Caine explained, “Back in my life, I ran a small mom and pop machine shop in Denton, Texas, that made parts for America’s aerospace and defense industry. And I’ll tell you that everybody needs to up their game here.”
He went on, “We have to change the culture inside the [Defense] Department. We have to change the culture inside companies. And I’ve been in both. So I can see both of these things. We have to create and sustain and maintain competitive forces out there in the market where we are driving innovation in our corporate structures and systems that are going to give better combat capability to the Joint Force.”
In addition, Caine said, “The military and the government need to be better buyers and we have to write better contracts. I am still on step one of my 12-step recovery process from selling to the government when I was a part-timer in the military.
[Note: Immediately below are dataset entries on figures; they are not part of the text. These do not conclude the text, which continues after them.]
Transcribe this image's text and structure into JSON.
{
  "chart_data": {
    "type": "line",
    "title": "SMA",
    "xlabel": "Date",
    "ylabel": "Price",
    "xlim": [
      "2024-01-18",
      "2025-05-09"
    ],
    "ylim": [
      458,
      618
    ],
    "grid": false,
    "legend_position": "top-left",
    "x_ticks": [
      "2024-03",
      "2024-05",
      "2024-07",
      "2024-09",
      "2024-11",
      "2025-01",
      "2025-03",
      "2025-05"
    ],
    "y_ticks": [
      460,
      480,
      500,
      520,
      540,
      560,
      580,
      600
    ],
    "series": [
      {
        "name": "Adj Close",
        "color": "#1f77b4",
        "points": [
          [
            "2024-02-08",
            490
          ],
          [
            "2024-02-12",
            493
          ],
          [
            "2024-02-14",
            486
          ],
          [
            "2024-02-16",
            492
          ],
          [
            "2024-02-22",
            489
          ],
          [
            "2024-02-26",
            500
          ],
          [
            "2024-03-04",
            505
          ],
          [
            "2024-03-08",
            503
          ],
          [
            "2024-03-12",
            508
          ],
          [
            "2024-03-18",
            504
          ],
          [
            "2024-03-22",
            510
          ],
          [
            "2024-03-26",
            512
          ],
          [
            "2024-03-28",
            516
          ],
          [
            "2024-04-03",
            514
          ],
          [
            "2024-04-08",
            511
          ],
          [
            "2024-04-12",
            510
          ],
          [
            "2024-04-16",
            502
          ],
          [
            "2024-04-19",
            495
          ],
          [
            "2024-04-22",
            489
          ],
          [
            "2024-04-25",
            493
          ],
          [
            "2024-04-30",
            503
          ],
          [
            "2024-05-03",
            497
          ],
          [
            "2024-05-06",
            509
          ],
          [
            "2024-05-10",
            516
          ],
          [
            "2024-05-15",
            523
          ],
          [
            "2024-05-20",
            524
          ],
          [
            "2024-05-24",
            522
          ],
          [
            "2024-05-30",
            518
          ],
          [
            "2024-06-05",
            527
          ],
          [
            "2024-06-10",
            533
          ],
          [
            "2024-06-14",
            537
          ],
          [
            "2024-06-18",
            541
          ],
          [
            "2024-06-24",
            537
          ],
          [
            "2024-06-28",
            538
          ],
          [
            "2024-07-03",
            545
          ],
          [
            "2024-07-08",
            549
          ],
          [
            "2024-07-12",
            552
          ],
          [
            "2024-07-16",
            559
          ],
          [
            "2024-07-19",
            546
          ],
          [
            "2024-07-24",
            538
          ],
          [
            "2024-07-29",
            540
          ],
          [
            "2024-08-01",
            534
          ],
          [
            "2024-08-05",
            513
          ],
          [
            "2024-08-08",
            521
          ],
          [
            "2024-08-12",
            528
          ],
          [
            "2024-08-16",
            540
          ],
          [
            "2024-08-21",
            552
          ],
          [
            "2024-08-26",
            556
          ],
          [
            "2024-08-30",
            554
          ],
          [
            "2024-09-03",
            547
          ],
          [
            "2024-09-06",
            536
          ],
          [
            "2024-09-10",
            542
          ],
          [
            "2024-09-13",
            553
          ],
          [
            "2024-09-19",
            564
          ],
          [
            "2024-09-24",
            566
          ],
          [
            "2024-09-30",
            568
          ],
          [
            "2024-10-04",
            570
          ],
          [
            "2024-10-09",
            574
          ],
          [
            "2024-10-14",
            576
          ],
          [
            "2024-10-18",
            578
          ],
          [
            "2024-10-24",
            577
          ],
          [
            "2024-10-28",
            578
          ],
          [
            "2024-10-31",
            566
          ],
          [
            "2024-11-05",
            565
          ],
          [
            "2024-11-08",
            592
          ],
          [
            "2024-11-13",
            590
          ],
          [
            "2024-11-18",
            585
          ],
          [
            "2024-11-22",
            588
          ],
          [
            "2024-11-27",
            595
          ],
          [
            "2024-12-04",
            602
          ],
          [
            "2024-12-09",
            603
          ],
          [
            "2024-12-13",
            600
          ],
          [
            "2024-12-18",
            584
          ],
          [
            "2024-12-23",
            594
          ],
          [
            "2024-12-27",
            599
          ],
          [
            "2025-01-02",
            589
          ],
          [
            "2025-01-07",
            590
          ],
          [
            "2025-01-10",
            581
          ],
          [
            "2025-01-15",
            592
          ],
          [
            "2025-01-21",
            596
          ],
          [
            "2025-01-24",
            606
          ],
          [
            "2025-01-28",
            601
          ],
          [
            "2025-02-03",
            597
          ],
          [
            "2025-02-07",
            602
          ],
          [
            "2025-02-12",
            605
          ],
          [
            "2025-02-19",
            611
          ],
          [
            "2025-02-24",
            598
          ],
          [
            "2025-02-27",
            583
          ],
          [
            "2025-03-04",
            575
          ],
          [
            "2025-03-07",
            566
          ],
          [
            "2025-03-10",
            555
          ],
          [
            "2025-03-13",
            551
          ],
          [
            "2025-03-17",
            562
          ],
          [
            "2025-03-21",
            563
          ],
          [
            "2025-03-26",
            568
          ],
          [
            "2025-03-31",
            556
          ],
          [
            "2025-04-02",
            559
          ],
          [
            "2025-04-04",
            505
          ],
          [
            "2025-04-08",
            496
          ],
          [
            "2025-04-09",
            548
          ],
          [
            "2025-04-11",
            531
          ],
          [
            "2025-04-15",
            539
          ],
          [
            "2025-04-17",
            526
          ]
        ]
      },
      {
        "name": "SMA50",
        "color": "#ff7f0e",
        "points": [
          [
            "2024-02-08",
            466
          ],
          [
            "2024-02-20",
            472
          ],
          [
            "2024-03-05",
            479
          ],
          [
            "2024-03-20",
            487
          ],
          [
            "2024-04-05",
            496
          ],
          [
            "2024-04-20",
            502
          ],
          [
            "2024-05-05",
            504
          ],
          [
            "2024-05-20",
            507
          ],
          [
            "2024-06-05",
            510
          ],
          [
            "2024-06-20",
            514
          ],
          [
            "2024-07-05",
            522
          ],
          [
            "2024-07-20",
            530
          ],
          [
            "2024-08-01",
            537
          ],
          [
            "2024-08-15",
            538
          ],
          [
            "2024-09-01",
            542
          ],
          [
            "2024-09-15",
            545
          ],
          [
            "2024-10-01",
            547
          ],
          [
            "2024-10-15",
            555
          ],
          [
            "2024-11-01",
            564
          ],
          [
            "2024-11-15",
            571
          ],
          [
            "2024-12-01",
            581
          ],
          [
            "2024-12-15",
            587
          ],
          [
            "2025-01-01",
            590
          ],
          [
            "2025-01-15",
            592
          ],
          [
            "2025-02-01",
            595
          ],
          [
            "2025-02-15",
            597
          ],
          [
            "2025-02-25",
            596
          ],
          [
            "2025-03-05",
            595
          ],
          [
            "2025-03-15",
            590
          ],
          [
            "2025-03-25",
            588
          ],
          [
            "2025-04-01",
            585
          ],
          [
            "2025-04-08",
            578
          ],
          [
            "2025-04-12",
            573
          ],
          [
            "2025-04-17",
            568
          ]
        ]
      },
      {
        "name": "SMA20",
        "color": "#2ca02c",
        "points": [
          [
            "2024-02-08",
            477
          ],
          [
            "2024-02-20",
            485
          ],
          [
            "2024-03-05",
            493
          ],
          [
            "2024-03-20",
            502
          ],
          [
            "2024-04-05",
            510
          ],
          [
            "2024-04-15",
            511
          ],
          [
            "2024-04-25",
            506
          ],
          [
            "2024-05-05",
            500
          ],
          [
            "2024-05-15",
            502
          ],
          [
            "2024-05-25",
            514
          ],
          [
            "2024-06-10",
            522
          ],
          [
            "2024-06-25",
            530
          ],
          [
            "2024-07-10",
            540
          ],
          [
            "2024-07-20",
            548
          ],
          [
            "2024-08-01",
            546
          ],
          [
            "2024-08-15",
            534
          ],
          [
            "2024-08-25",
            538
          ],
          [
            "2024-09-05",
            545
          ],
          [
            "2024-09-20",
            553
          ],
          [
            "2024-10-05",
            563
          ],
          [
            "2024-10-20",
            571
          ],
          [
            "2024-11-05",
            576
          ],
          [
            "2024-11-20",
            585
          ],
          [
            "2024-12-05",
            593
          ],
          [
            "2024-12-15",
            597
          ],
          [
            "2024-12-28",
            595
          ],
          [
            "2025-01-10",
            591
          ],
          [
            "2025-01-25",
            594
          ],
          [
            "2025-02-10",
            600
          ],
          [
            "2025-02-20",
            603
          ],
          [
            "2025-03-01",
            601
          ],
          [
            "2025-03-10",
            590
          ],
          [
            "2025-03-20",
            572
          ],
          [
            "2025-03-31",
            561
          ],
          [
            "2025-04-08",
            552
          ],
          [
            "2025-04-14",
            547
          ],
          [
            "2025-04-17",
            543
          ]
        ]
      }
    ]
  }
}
I think we have to find a way to share risk between us and the private sector.”
Caine was an unusual choice by President Trump, who had first met Caine back in December 2018 in Iraq. The President claimed during a 2019 political speech he had met an Army officer, “Razin Caine,” who had worn a MAGA hat, said he’d “kill for Trump,” and claimed in Iraq he could defeat the ISIS terrorist group in Syria “in less than four weeks,” three Trump statements Caine later denied in interviews and during his 2025 Senate confirmation hearing.
When I first wrote about Caine last March, I was drawn to the facts that beginning August 2005 he served a year as a White House Fellow at the Agriculture Department and later, from October 2006 to January 2008, was Policy Director for Counterterrorism and Strategy for President George W. Bush’s White House Homeland Security Council. Caine’s last military post before resigning from the Air Force in 2024 was three years as Associate Director for Military Affairs at the CIA.
However, at the Reagan Forum, Caine confessed, “I actually served at the Agency [CIA] twice. One is in my bio, one is not in my bio.” What’s that all about?
Caine clearly is a person the public needs to follow more closely.